A complete implementation exists on the feat-database-api branch of signalk-server, including:

• packages/server-api/src/databaseapi.ts — public interfaces
• src/api/database/sqliteprovider.ts — better-sqlite3 provider
• src/api/database/nodesqliteprovider.ts — node:sqlite provider
• src/api/database/index.ts — DatabaseApiHttpRegistry (provider management + HTTP routes)
• Wiring in serverapi.ts, features.ts, api/index.ts, interfaces/plugins.ts
• All 451 existing tests pass. Format and build succeed.

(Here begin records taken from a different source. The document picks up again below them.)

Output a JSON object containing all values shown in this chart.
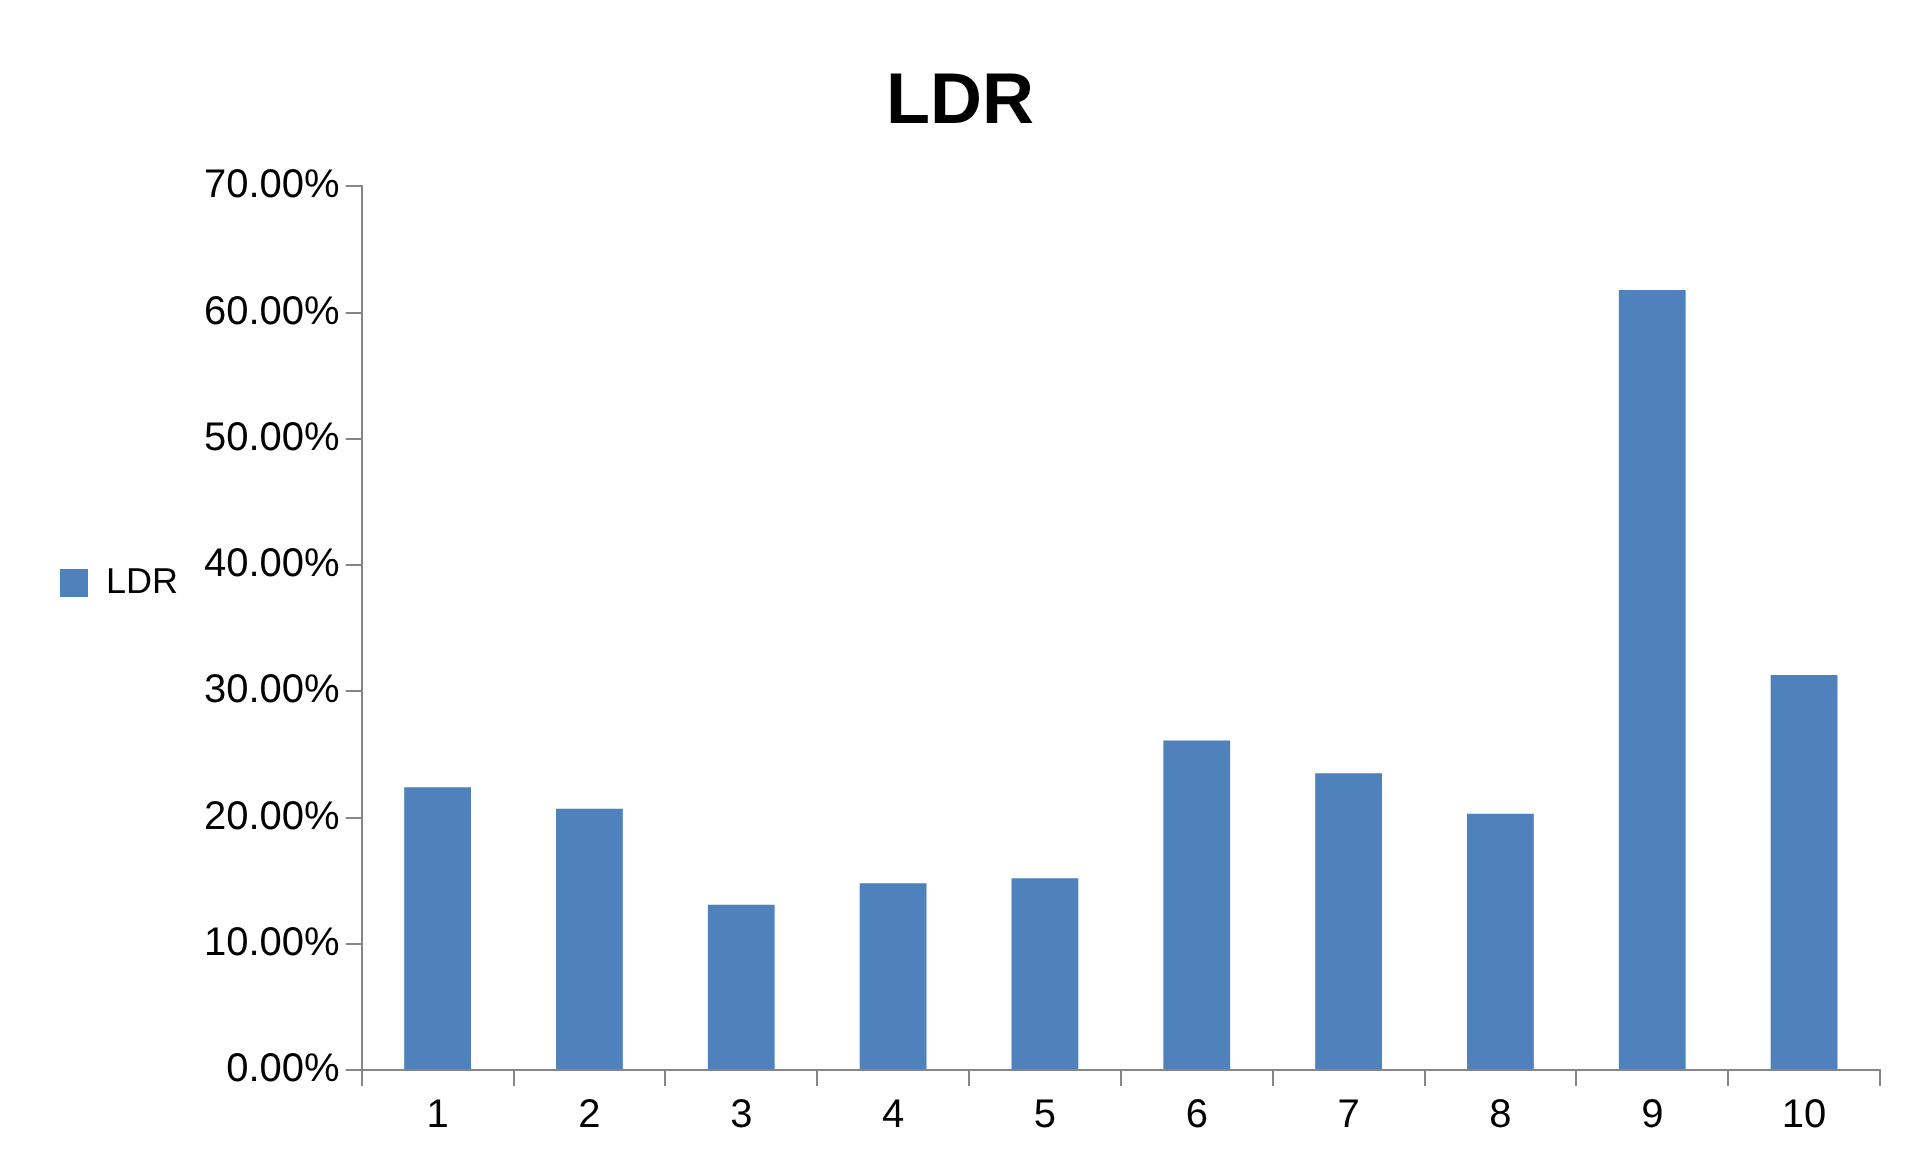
{
  "chart_data": {
    "type": "bar",
    "title": "LDR",
    "categories": [
      "1",
      "2",
      "3",
      "4",
      "5",
      "6",
      "7",
      "8",
      "9",
      "10"
    ],
    "series": [
      {
        "name": "LDR",
        "color": "#4f81bd",
        "values": [
          22.4,
          20.7,
          13.1,
          14.8,
          15.2,
          26.1,
          23.5,
          20.3,
          61.8,
          31.3
        ]
      }
    ],
    "ylim": [
      0,
      70
    ],
    "yticks": [
      {
        "value": 0,
        "label": "0.00%"
      },
      {
        "value": 10,
        "label": "10.00%"
      },
      {
        "value": 20,
        "label": "20.00%"
      },
      {
        "value": 30,
        "label": "30.00%"
      },
      {
        "value": 40,
        "label": "40.00%"
      },
      {
        "value": 50,
        "label": "50.00%"
      },
      {
        "value": 60,
        "label": "60.00%"
      },
      {
        "value": 70,
        "label": "70.00%"
      }
    ],
    "grid": false,
    "legend": "left"
  }
}
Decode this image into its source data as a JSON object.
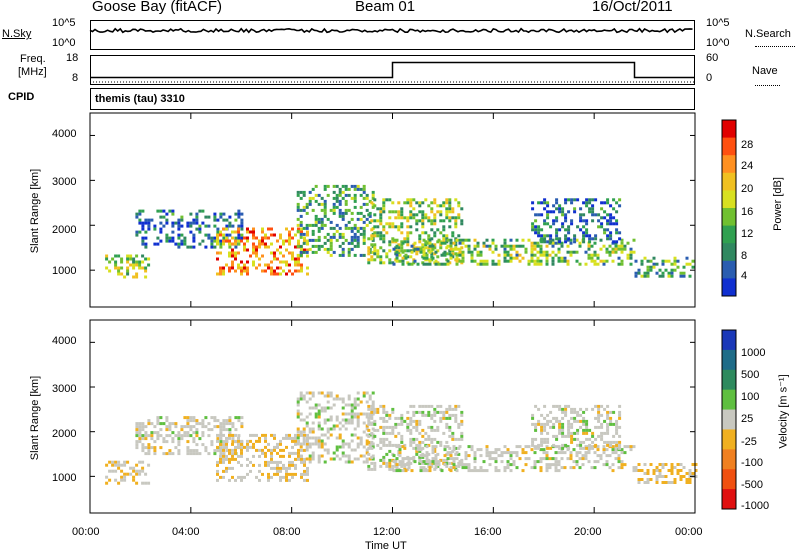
{
  "header": {
    "title": "Goose Bay (fitACF)",
    "beam": "Beam 01",
    "date": "16/Oct/2011"
  },
  "side_labels": {
    "nsky": "N.Sky",
    "nsearch": "N.Search",
    "freq_line1": "Freq.",
    "freq_line2": "[MHz]",
    "nave": "Nave",
    "cpid": "CPID",
    "cpid_value": "themis (tau) 3310"
  },
  "noise_ticks_left": [
    "10^5",
    "10^0"
  ],
  "noise_ticks_right": [
    "10^5",
    "10^0"
  ],
  "freq_ticks_left": [
    "18",
    "8"
  ],
  "freq_ticks_right": [
    "60",
    "0"
  ],
  "range_ticks": [
    "4000",
    "3000",
    "2000",
    "1000"
  ],
  "time_ticks": [
    "00:00",
    "04:00",
    "08:00",
    "12:00",
    "16:00",
    "20:00",
    "00:00"
  ],
  "xlabel": "Time UT",
  "ylabel": "Slant Range [km]",
  "power_colorbar": {
    "label": "Power [dB]",
    "ticks": [
      "28",
      "24",
      "20",
      "16",
      "12",
      "8",
      "4"
    ],
    "colors": [
      "#e00000",
      "#ff5010",
      "#ff9020",
      "#f0c020",
      "#d8e020",
      "#70c030",
      "#30a050",
      "#308860",
      "#2a5db0",
      "#1030d0"
    ]
  },
  "velocity_colorbar": {
    "label": "Velocity [m s⁻¹]",
    "ticks": [
      "1000",
      "500",
      "100",
      "25",
      "-25",
      "-100",
      "-500",
      "-1000"
    ],
    "colors": [
      "#1a38b8",
      "#1f6c88",
      "#2e8a5e",
      "#5fbf40",
      "#c8c8c0",
      "#f0b020",
      "#f08020",
      "#f05010",
      "#e01010"
    ]
  },
  "chart_data": {
    "type": "heatmap",
    "xlabel": "Time UT",
    "ylabel": "Slant Range [km]",
    "xlim_hours": [
      0,
      24
    ],
    "ylim_km": [
      180,
      4500
    ],
    "panels": [
      {
        "name": "Power",
        "unit": "dB",
        "range": [
          0,
          30
        ],
        "echo_regions": [
          {
            "t0": 0.6,
            "t1": 2.3,
            "r0": 850,
            "r1": 1350,
            "value": 14
          },
          {
            "t0": 1.8,
            "t1": 6.0,
            "r0": 1500,
            "r1": 2350,
            "value": 6
          },
          {
            "t0": 5.0,
            "t1": 8.6,
            "r0": 900,
            "r1": 1950,
            "value": 22
          },
          {
            "t0": 8.2,
            "t1": 11.2,
            "r0": 1300,
            "r1": 2900,
            "value": 10
          },
          {
            "t0": 11.0,
            "t1": 14.8,
            "r0": 1150,
            "r1": 2600,
            "value": 14
          },
          {
            "t0": 12.0,
            "t1": 21.6,
            "r0": 1100,
            "r1": 1700,
            "value": 12
          },
          {
            "t0": 17.5,
            "t1": 21.0,
            "r0": 1600,
            "r1": 2600,
            "value": 6
          },
          {
            "t0": 21.6,
            "t1": 24.0,
            "r0": 850,
            "r1": 1300,
            "value": 10
          }
        ]
      },
      {
        "name": "Velocity",
        "unit": "m s-1",
        "range": [
          -1000,
          1000
        ],
        "echo_regions": [
          {
            "t0": 0.6,
            "t1": 2.3,
            "r0": 850,
            "r1": 1350,
            "value": -120
          },
          {
            "t0": 1.8,
            "t1": 6.0,
            "r0": 1500,
            "r1": 2350,
            "value": 0
          },
          {
            "t0": 5.0,
            "t1": 8.6,
            "r0": 900,
            "r1": 1950,
            "value": -80
          },
          {
            "t0": 8.2,
            "t1": 11.2,
            "r0": 1300,
            "r1": 2900,
            "value": 0
          },
          {
            "t0": 11.0,
            "t1": 14.8,
            "r0": 1150,
            "r1": 2600,
            "value": 0
          },
          {
            "t0": 12.0,
            "t1": 21.6,
            "r0": 1100,
            "r1": 1700,
            "value": 0
          },
          {
            "t0": 17.5,
            "t1": 21.0,
            "r0": 1600,
            "r1": 2600,
            "value": 0
          },
          {
            "t0": 21.6,
            "t1": 24.0,
            "r0": 850,
            "r1": 1300,
            "value": -150
          }
        ]
      }
    ],
    "noise_sky_level": 0.65,
    "freq_mhz": [
      {
        "t0": 0,
        "t1": 12.0,
        "value": 10.5
      },
      {
        "t0": 12.0,
        "t1": 21.6,
        "value": 15.5
      },
      {
        "t0": 21.6,
        "t1": 24.0,
        "value": 10.5
      }
    ],
    "nave_level": 0.0
  }
}
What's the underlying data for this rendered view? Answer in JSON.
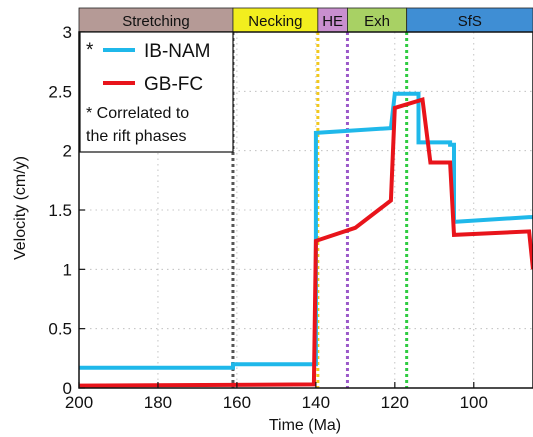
{
  "chart_data": {
    "type": "line",
    "xlabel": "Time (Ma)",
    "ylabel": "Velocity (cm/y)",
    "xlim": [
      200,
      85
    ],
    "ylim": [
      0,
      3
    ],
    "x_ticks": [
      200,
      180,
      160,
      140,
      120,
      100
    ],
    "y_ticks": [
      0,
      0.5,
      1,
      1.5,
      2,
      2.5,
      3
    ],
    "x_tick_labels": [
      "200",
      "180",
      "160",
      "140",
      "120",
      "100"
    ],
    "y_tick_labels": [
      "0",
      "0.5",
      "1",
      "1.5",
      "2",
      "2.5",
      "3"
    ],
    "grid": true,
    "phases": [
      {
        "label": "Stretching",
        "start": 200,
        "end": 161,
        "color": "#b59a96"
      },
      {
        "label": "Necking",
        "start": 161,
        "end": 139.5,
        "color": "#f2ee1e"
      },
      {
        "label": "HE",
        "start": 139.5,
        "end": 132,
        "color": "#c98fcf"
      },
      {
        "label": "Exh",
        "start": 132,
        "end": 117,
        "color": "#a8d164"
      },
      {
        "label": "SfS",
        "start": 117,
        "end": 85,
        "color": "#3f8ed4"
      }
    ],
    "vlines": [
      {
        "x": 161,
        "color": "#555555"
      },
      {
        "x": 139.5,
        "color": "#f2c81e"
      },
      {
        "x": 132,
        "color": "#9b59c9"
      },
      {
        "x": 117,
        "color": "#2ecc40"
      }
    ],
    "series": [
      {
        "name": "IB-NAM",
        "color": "#1fb8ea",
        "x": [
          200,
          161,
          161,
          140,
          140,
          121,
          120,
          114,
          114,
          106,
          106,
          105,
          105,
          86,
          85
        ],
        "y": [
          0.17,
          0.17,
          0.2,
          0.2,
          2.15,
          2.19,
          2.48,
          2.48,
          2.07,
          2.07,
          2.05,
          2.05,
          1.4,
          1.44,
          1.44
        ]
      },
      {
        "name": "GB-FC",
        "color": "#e8141b",
        "x": [
          200,
          140.5,
          140,
          130,
          121,
          120,
          113,
          111,
          111,
          106,
          105,
          86,
          85
        ],
        "y": [
          0.02,
          0.03,
          1.24,
          1.35,
          1.58,
          2.36,
          2.43,
          1.9,
          1.9,
          1.9,
          1.29,
          1.32,
          1.0
        ]
      }
    ],
    "legend": {
      "placement": "top-left",
      "items": [
        {
          "marker": "*",
          "name": "IB-NAM"
        },
        {
          "marker": "",
          "name": "GB-FC"
        }
      ],
      "note_line1": "* Correlated to",
      "note_line2": "the rift phases"
    }
  }
}
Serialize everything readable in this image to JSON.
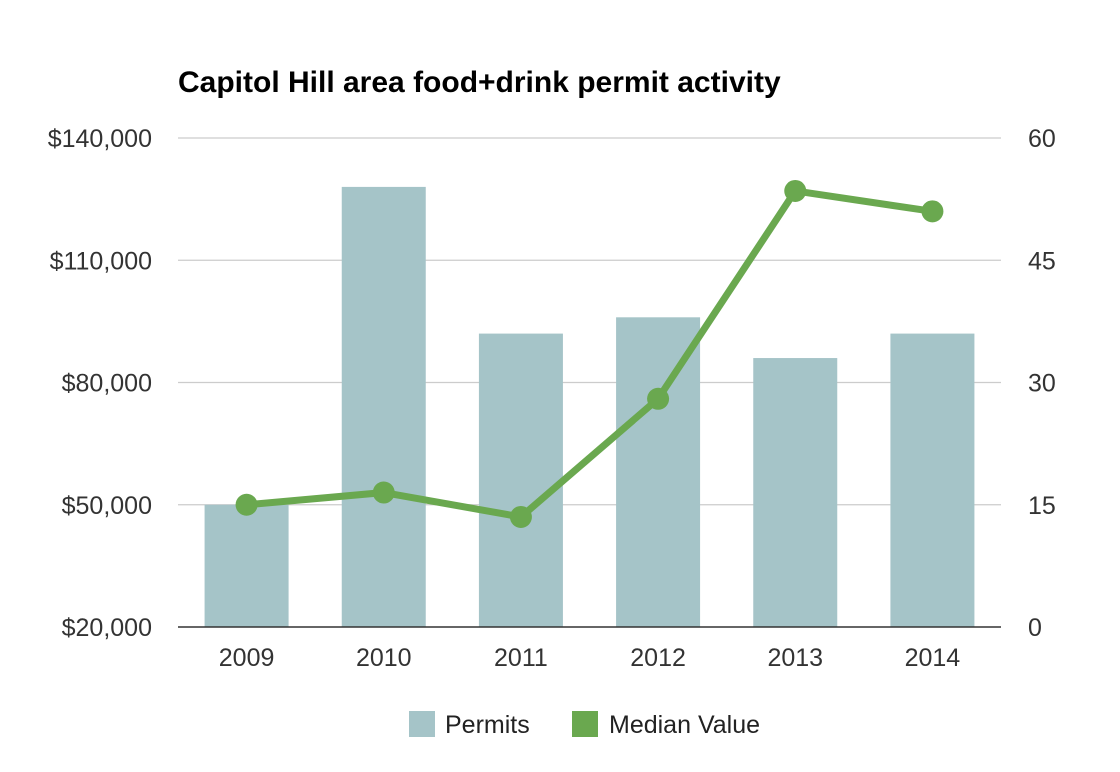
{
  "chart_data": {
    "type": "bar",
    "title": "Capitol Hill area food+drink permit activity",
    "categories": [
      "2009",
      "2010",
      "2011",
      "2012",
      "2013",
      "2014"
    ],
    "series": [
      {
        "name": "Permits",
        "type": "bar",
        "axis": "right",
        "color": "#a5c4c8",
        "values": [
          15,
          54,
          36,
          38,
          33,
          36
        ]
      },
      {
        "name": "Median Value",
        "type": "line",
        "axis": "left",
        "color": "#6aa84f",
        "values": [
          50000,
          53000,
          47000,
          76000,
          127000,
          122000
        ]
      }
    ],
    "y_left": {
      "range": [
        20000,
        140000
      ],
      "ticks": [
        "$20,000",
        "$50,000",
        "$80,000",
        "$110,000",
        "$140,000"
      ]
    },
    "y_right": {
      "range": [
        0,
        60
      ],
      "ticks": [
        "0",
        "15",
        "30",
        "45",
        "60"
      ]
    },
    "grid": true,
    "legend": {
      "position": "bottom",
      "items": [
        "Permits",
        "Median Value"
      ]
    }
  }
}
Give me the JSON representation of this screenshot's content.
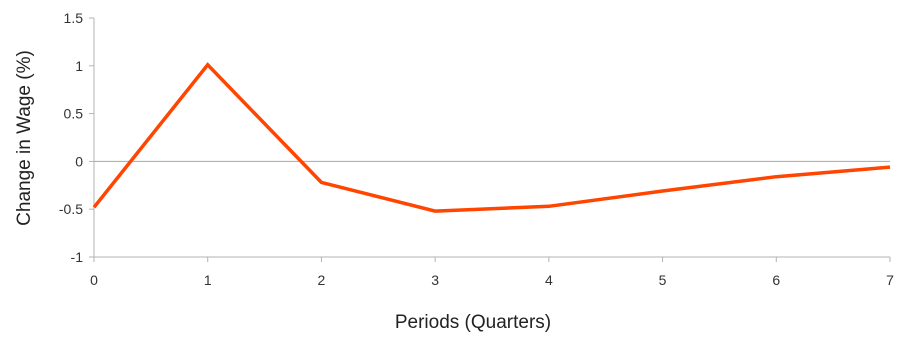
{
  "chart_data": {
    "type": "line",
    "title": "",
    "xlabel": "Periods (Quarters)",
    "ylabel": "Change in Wage (%)",
    "x": [
      0,
      1,
      2,
      3,
      4,
      5,
      6,
      7
    ],
    "x_ticks": [
      "0",
      "1",
      "2",
      "3",
      "4",
      "5",
      "6",
      "7"
    ],
    "y_ticks": [
      "1.5",
      "1",
      "0.5",
      "0",
      "-0.5",
      "-1"
    ],
    "xlim": [
      0,
      7
    ],
    "ylim": [
      -1,
      1.5
    ],
    "grid": false,
    "legend": "none",
    "series": [
      {
        "values": [
          -0.48,
          1.01,
          -0.22,
          -0.52,
          -0.47,
          -0.31,
          -0.16,
          -0.06
        ],
        "color": "#ff4500"
      }
    ],
    "zero_line_color": "#a6a6a6",
    "axis_color": "#b3b3b3"
  }
}
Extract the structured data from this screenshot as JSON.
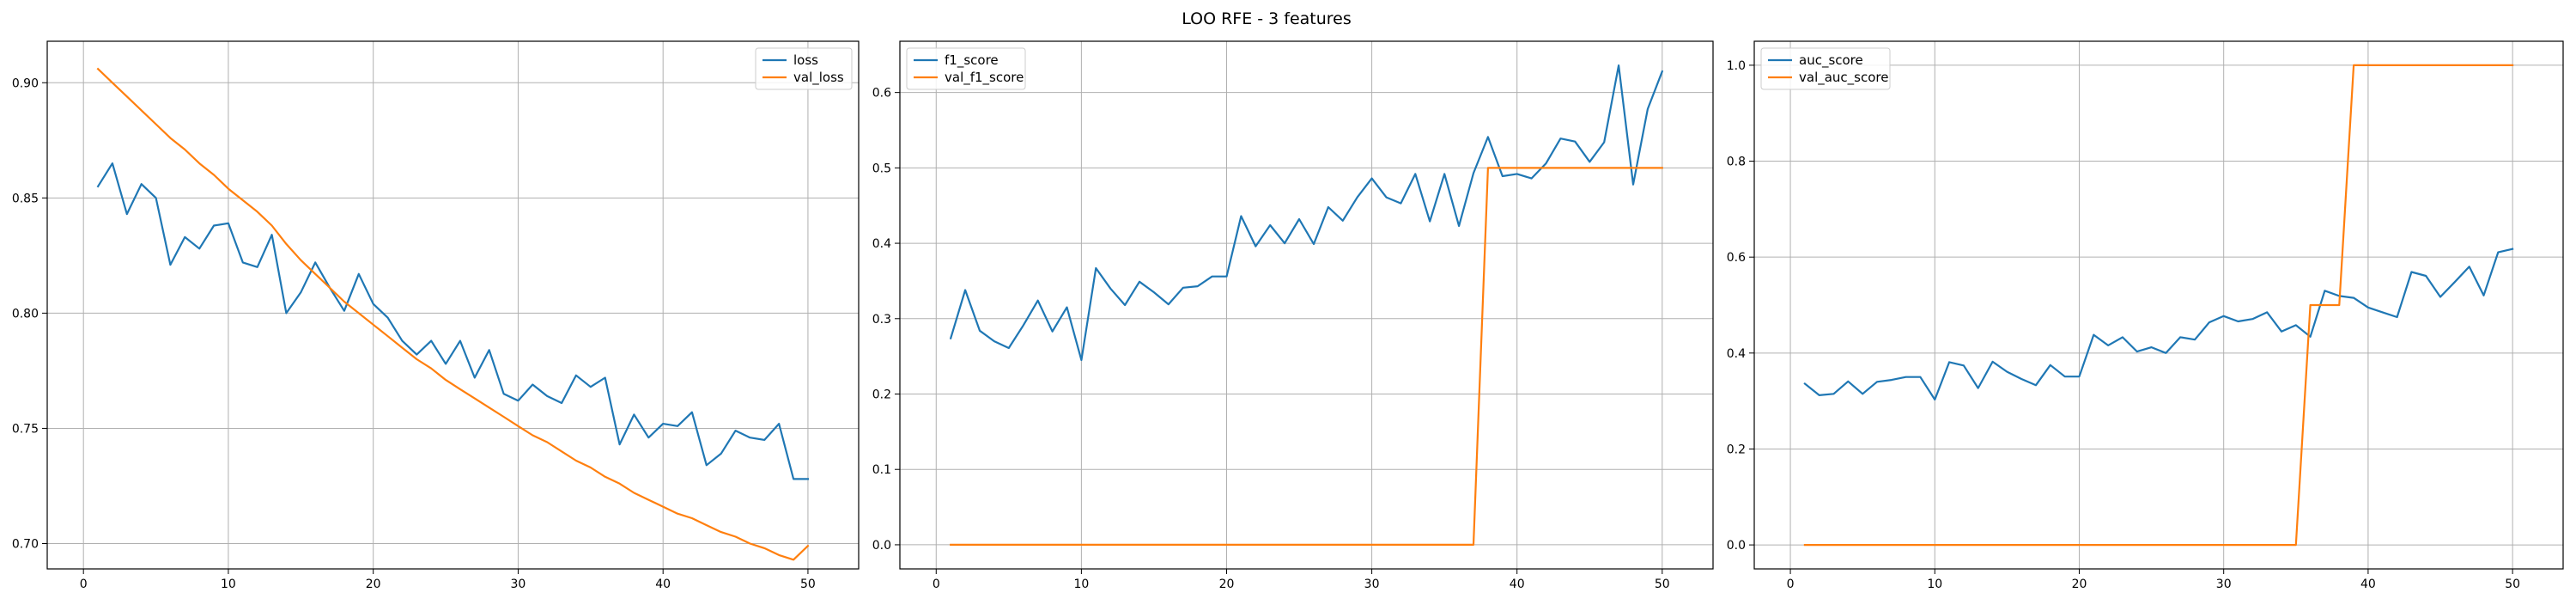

Proof-of-concept: signalk-postgsail

signalk-postgsail was migrated from direct better-sqlite3 usage to the Database API. The plugin uses SQLite as a write-ahead buffer — collecting vessel metrics (position, speed, wind, electrical, tanks) and periodically submitting batches to the PostgSail cloud API.

What was verified:

• Plugin starts cleanly, getPluginDb() returns a working handle
• Migration v1 applied automatically, _migrations table tracks it
• db.run() inserts buffer rows with real vessel data
• db.query() reads buffered rows for status display and batch submission
• db.run() deletes submitted rows after successful cloud upload
• Per-plugin DB file created at {configPath}/plugin-db/signalk-postgsail.db with WAL mode
• Server manages the database lifecycle — plugin's stop() does not call close()
• HTTP endpoints (GET /_providers, GET /_providers/_default, POST /_providers/_default/:id) all functional

Scope boundary confirmed: signalk-charts-provider-simple

Attempted migration of signalk-charts-provider-simple confirmed that the Database API correctly scopes to plugin-owned data only. This plugin opens external .mbtiles files (which are SQLite databases containing map tiles) at user-specified paths in read-only mode. It cannot use the Database API because it needs arbitrary file access, not a managed per-plugin database. This validates that the API's design correctly draws the line between managed storage and direct file I/O.

---

Prior Art Within Signal K

This proposal deliberately mirrors the architecture of:

• History API (PR History api provider system #2100) — pluggable provider registration, consumer access via app.getHistoryApi()
• Resources API — server-managed, provider-registered, typed consumer interface
• Weather API — same provider/consumer split

The Database API adds a fourth member to this established family of server-managed, provider-backed APIs. Plugin authors already familiar with any of the above will find the pattern immediately recognizable.

[dirkwa]

I rushed this trough as we have a real world issue with https://github.com/xbgmsharp/signalk-postgsail and I tested it already successfully with xbgmsharp/signalk-postgsail#59.

Nevertheless nothing is carved in stone. Feedback still very welcome.